Our findings showed that insurer efforts had an additive effect on the increase in the number of medical visits, suggesting that this national program could reduce the number of end-stage renal failures or dialysis in Japan.

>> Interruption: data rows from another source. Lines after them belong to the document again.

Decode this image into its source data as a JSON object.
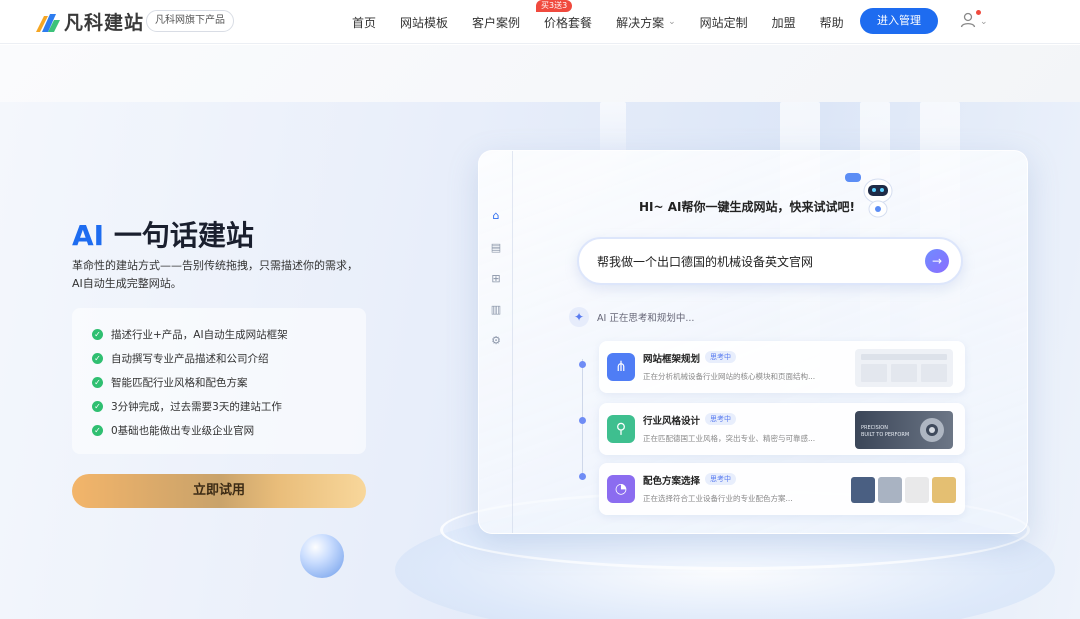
{
  "header": {
    "logo_text": "凡科建站",
    "logo_tag": "凡科网旗下产品",
    "nav": [
      {
        "label": "首页"
      },
      {
        "label": "网站模板"
      },
      {
        "label": "客户案例"
      },
      {
        "label": "价格套餐",
        "badge": "买3送3"
      },
      {
        "label": "解决方案",
        "dropdown": true
      },
      {
        "label": "网站定制"
      },
      {
        "label": "加盟"
      },
      {
        "label": "帮助"
      }
    ],
    "login_button": "进入管理"
  },
  "hero": {
    "title_ai": "AI",
    "title_rest": " 一句话建站",
    "desc_line1": "革命性的建站方式——告别传统拖拽，只需描述你的需求，",
    "desc_line2": "AI自动生成完整网站。",
    "features": [
      "描述行业+产品，AI自动生成网站框架",
      "自动撰写专业产品描述和公司介绍",
      "智能匹配行业风格和配色方案",
      "3分钟完成，过去需要3天的建站工作",
      "0基础也能做出专业级企业官网"
    ],
    "try_button": "立即试用"
  },
  "demo": {
    "greeting": "HI~ AI帮你一键生成网站，快来试试吧!",
    "prompt_text": "帮我做一个出口德国的机械设备英文官网",
    "thinking": "AI 正在思考和规划中...",
    "steps": [
      {
        "title": "网站框架规划",
        "tag": "思考中",
        "sub": "正在分析机械设备行业网站的核心模块和页面结构...",
        "color": "#4f7df5",
        "icon": "framework-icon"
      },
      {
        "title": "行业风格设计",
        "tag": "思考中",
        "sub": "正在匹配德国工业风格，突出专业、精密与可靠感...",
        "color": "#3ebf8f",
        "icon": "style-icon"
      },
      {
        "title": "配色方案选择",
        "tag": "思考中",
        "sub": "正在选择符合工业设备行业的专业配色方案...",
        "color": "#8b6cf0",
        "icon": "palette-icon"
      }
    ],
    "thumb_text_1": "PRECISION",
    "thumb_text_2": "BUILT TO PERFORM",
    "swatches": [
      "#4a5f82",
      "#a9b3c2",
      "#e9e9ea",
      "#e4bf72"
    ]
  }
}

目的/引言:我们旨在通过比较根据保险公司努力程度的日本国民健康保险下个人的糖尿病相关医疗就诊行为,来阐明《糖尿病肾病恶化预防计划》的有效性。
我们使用了 2015 年和 2018 年之前的国家健康保险计划的纵向数据,从全国健康保险索赔和特定健康检查数据库中评估了根据保险公司努力程度(“全力”、“部分努力”和“无努力”)的医疗就诊行为变化。我们使用广义线性混合模型对 208388 名糖尿病患者进行了糖尿病肾病恶化预防计划效果分析。
“全力”保险公司的医疗就诊行为的附加效应明显高于“无努力”保险公司;系数(对数优势比)为 0.159(95%置信区间为 0.063-0.256)。血红蛋白 A1c≥7.0%、尿蛋白阳性和收缩压≥140mmHg 的人群的医疗就诊行为附加效应大小分别为 0.508、0.402 和 0.232,均大于“全力”保险公司的总体效应大小(0.159)。
我们的研究结果表明,保险公司的努力对增加就诊次数有附加效应,这表明该国家计划可能会减少日本终末期肾衰竭或透析的人数。